Disc thermistors about 10 mm in diameter, either self supporting or mounted on a small plate, are mainly used for temperature control. These thermistors are made by pressing themistors material under several tons of pressure in a round die to produce flat pieces 1.25 – 25 mm in diameter and 0.25 – 0.75 mm thick, having resistance values of 1 Ω to 1 MΩ. These are sintered and coated with silver on two flat surfaces.
Washer thermistors are made like disc thermistors, except that a hole is formed in the centre in order to make them suitable for mounting on a bolt. Rod thermistors are extruded through dies to make long cylindrical units of 1.25, 2.75, and 4.25 mm in diameter and 12.5 – 50 min long. Leads are attached to the end of the rods.

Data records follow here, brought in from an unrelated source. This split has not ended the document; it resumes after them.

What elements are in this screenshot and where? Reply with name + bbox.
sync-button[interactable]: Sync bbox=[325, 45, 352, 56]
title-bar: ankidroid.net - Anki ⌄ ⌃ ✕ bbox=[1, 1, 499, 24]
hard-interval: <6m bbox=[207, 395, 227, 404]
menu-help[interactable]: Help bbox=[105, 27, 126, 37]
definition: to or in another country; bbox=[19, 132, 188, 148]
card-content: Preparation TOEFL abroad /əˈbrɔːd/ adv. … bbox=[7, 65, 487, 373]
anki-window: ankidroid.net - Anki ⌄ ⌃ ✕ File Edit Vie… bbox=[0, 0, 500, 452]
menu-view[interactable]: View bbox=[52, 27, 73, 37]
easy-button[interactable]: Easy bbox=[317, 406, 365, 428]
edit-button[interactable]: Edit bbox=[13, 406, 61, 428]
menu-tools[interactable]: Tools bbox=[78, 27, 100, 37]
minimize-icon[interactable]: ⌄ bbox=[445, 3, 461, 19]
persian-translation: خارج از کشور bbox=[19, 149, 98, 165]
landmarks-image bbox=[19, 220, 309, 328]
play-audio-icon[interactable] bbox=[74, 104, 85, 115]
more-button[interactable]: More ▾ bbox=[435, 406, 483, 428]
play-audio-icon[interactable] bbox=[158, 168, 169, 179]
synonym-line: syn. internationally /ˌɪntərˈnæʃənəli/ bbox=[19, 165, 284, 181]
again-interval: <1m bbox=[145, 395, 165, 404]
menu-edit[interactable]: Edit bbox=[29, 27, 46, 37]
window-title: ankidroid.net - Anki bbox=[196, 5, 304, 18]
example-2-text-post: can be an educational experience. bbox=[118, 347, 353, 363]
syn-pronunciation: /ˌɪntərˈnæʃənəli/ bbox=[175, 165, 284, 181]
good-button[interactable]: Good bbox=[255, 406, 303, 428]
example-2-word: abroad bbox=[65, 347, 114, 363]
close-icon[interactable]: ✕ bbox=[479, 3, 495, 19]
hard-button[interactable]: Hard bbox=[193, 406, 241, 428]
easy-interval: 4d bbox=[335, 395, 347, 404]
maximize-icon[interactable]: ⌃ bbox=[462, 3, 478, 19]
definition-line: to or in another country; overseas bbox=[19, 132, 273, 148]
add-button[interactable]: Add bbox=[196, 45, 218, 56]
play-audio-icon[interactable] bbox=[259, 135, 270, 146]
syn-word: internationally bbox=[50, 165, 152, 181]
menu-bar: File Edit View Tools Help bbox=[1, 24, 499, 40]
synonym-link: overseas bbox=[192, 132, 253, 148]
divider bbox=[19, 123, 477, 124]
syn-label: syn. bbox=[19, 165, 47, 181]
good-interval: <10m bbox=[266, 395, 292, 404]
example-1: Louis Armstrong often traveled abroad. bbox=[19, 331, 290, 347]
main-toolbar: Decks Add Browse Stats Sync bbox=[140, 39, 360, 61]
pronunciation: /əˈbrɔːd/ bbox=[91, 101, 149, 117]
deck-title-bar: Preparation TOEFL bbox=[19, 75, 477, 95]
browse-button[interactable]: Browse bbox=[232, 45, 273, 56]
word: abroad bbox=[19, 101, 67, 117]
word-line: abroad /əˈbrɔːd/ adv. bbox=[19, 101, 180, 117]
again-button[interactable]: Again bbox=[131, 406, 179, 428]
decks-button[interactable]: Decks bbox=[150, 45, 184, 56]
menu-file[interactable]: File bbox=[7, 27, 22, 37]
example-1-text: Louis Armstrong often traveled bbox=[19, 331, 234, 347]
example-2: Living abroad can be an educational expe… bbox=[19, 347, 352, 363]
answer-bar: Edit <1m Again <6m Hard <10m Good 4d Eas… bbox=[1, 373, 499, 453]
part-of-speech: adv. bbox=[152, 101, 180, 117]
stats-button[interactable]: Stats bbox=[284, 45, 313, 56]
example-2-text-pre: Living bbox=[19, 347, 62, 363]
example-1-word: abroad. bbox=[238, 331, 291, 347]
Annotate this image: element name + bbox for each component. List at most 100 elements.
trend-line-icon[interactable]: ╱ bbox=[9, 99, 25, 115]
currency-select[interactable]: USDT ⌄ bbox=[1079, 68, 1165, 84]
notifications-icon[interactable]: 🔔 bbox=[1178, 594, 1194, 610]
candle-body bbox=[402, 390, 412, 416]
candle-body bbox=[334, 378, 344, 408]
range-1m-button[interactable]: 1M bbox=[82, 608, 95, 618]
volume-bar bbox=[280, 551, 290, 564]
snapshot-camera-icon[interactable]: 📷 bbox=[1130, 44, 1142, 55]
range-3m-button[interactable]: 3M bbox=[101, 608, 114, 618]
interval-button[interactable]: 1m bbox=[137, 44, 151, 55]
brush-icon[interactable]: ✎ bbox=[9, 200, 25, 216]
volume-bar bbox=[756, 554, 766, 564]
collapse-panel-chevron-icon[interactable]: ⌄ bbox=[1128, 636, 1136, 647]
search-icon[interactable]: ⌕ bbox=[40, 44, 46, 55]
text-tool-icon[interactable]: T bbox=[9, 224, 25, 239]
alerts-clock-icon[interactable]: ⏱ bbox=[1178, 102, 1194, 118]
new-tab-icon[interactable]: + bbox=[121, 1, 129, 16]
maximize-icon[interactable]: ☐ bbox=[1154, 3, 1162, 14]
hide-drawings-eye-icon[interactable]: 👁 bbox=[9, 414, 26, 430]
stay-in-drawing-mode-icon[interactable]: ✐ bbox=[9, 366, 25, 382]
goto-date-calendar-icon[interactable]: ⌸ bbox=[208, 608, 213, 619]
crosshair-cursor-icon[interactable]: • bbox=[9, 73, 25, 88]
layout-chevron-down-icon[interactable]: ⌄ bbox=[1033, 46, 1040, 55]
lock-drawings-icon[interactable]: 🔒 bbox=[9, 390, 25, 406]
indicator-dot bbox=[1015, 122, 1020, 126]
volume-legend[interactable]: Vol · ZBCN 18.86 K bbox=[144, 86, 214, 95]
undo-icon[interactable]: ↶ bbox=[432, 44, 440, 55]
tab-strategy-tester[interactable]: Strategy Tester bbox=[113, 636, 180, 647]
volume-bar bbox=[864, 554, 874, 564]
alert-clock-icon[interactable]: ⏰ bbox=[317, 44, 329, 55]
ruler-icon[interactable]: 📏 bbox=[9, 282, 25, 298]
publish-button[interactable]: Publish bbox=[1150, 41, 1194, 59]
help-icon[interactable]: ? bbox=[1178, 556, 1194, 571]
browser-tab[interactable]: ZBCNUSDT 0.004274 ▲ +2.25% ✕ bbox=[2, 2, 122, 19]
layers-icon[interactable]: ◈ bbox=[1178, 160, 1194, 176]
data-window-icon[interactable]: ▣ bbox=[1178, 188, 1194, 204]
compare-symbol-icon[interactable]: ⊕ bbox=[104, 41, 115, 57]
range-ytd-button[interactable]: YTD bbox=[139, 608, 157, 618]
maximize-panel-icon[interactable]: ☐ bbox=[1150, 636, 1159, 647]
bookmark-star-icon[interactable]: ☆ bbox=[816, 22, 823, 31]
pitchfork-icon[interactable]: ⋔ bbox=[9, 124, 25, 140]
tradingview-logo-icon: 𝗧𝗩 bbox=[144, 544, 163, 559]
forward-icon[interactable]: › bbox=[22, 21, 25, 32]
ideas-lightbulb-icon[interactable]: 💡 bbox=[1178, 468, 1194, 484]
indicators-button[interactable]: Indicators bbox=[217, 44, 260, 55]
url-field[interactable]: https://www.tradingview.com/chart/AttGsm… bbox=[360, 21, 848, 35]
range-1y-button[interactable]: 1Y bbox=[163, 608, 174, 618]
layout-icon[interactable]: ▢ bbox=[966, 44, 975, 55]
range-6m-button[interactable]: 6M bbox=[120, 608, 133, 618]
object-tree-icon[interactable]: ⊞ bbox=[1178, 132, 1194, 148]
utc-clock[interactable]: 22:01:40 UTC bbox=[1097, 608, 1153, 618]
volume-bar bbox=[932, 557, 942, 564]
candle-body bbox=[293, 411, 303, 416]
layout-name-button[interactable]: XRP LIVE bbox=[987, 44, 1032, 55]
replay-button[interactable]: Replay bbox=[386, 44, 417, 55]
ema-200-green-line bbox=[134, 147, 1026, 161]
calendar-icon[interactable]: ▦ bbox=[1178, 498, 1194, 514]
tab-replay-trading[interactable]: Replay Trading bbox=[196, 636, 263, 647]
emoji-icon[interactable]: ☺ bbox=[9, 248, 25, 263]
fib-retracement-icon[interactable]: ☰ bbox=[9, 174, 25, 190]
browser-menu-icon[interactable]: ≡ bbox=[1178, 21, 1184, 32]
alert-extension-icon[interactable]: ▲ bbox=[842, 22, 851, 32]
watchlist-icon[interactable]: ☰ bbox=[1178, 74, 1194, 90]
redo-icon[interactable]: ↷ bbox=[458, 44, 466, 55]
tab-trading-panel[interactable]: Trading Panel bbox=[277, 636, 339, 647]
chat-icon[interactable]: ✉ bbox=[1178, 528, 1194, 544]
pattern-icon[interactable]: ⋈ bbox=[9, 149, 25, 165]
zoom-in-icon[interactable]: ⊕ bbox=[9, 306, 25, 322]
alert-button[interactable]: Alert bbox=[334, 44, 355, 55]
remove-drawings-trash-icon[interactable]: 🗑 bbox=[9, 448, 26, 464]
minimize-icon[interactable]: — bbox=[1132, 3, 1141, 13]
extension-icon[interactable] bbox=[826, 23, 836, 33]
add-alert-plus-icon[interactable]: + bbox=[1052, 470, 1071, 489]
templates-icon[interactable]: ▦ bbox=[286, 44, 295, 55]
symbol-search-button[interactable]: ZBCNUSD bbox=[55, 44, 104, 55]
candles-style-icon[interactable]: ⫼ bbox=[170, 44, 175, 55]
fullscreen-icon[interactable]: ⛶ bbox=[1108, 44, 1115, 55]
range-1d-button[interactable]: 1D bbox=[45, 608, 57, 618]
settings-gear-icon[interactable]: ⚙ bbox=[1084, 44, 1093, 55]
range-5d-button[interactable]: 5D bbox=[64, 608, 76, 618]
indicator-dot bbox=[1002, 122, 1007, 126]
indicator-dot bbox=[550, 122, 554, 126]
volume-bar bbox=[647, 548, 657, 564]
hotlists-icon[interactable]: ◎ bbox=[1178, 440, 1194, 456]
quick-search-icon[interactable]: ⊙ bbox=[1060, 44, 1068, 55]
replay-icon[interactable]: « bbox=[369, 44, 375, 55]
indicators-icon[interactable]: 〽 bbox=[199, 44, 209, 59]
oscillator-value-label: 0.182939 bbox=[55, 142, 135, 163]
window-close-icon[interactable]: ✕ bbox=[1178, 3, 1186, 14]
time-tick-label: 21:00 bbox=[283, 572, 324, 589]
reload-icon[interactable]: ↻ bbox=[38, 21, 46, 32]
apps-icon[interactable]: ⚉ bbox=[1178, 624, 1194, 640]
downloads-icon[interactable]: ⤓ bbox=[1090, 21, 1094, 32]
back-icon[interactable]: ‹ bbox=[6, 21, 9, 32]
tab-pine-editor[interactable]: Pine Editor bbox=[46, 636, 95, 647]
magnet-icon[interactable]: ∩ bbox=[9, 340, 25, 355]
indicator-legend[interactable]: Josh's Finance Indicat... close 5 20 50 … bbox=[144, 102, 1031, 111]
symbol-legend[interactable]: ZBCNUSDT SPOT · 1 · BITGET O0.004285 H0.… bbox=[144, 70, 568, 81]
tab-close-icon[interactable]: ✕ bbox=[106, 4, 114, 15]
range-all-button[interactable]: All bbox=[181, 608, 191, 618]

Their resistance usually varies from 1 – 50 kΩ
The advantage of rod thermistor working principle over other configurations is the ability to produce high resistance units with moderately high power handling capability.
Thermistors can be connected in series/parallel combinations for applications requiring increased power handling capability. High resistance units find application in measurements that employ low lead wires or cables.

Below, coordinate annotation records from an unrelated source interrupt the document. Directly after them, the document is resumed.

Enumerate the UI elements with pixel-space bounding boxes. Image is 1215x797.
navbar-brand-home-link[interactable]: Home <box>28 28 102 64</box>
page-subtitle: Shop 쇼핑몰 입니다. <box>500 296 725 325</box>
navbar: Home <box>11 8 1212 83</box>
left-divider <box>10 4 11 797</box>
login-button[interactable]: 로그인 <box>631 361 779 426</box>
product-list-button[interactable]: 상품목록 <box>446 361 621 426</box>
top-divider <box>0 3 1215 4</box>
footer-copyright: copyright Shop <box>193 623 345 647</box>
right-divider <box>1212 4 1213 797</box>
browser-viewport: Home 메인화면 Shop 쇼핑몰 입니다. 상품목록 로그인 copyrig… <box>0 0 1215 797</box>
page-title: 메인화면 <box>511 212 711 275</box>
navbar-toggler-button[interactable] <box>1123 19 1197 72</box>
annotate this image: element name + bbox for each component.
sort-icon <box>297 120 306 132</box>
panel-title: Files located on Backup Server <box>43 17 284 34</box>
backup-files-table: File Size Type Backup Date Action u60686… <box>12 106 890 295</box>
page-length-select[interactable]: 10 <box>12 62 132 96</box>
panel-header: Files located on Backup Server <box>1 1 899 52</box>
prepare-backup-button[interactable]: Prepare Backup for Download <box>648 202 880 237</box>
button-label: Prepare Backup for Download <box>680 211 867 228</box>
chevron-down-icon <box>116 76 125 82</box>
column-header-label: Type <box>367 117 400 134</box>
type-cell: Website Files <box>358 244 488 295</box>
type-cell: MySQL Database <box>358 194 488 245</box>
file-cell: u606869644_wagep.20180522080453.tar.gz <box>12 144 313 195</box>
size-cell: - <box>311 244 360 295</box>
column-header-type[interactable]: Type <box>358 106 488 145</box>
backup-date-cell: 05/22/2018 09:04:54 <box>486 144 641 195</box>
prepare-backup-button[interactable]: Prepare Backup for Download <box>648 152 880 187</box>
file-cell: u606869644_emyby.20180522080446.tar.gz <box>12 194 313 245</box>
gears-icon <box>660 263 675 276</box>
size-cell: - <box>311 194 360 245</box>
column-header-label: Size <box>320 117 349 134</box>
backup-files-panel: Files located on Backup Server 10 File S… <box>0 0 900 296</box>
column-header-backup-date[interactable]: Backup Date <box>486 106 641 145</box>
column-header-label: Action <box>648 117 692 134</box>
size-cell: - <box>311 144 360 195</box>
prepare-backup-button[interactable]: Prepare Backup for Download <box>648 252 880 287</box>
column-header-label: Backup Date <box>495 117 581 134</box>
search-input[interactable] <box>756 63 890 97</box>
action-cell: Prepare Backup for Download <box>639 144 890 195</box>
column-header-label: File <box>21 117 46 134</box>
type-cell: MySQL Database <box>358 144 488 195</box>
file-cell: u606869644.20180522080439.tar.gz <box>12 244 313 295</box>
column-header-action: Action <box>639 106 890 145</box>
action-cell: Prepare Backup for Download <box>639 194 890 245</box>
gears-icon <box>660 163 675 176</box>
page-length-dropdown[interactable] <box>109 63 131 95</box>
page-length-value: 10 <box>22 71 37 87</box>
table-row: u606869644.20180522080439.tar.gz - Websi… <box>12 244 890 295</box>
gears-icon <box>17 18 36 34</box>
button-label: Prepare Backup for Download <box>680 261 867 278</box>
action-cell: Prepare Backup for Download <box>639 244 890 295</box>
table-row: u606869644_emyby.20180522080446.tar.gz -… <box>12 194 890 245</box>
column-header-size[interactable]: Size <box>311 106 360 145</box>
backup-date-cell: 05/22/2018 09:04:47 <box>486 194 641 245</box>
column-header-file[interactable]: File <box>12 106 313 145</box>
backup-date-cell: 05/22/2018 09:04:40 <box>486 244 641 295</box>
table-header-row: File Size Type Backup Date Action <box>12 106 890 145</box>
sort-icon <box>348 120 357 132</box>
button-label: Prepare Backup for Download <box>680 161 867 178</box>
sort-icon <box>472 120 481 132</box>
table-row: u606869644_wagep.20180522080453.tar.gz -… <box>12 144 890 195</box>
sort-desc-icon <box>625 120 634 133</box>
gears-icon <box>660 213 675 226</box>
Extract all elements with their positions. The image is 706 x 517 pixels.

Thermistors are chemically stable and can be used in nuclear environments. Their wide range of characteristics also permits them to be used in limiting and regulation circuits, as time delays, for integration of power pulses, and as memory units.
Typical thermistor configurations are as shown in Fig. 13.13(a). Figure 13.13(b) shows a bush type thermistor.
A thermistor in one arm of a Wheatstone bridge provides precise temperature information. Accuracy is limited, in most applications, only by the readout devices.
Thermistors are non-linear devices over a temperature range, although now units with better than 0.2% linearity over the 0-100°C temperature range are available. The typical sensitivity of a thermistor is approximately 3 mV/°C at 200°C.
Advantages of Thermistor:
- Small size and low cost.
- Fast response over narrow temperature range.
- Good sensitivity in the NTC region.
- Cold junction compensation not required due to dependence of resistance on absolute temperature.
- Contact and lead resistance problems not encountered due to large Rth (resistance).
Limitations of Thermistor:
- Non-linearity in resistance vs temperature characteristics.
- Unsuitable for wide temperature range.
- Very low excitation current to avoid self-heating.
- Need of shielded power lines, filters, etc. due to high resistance.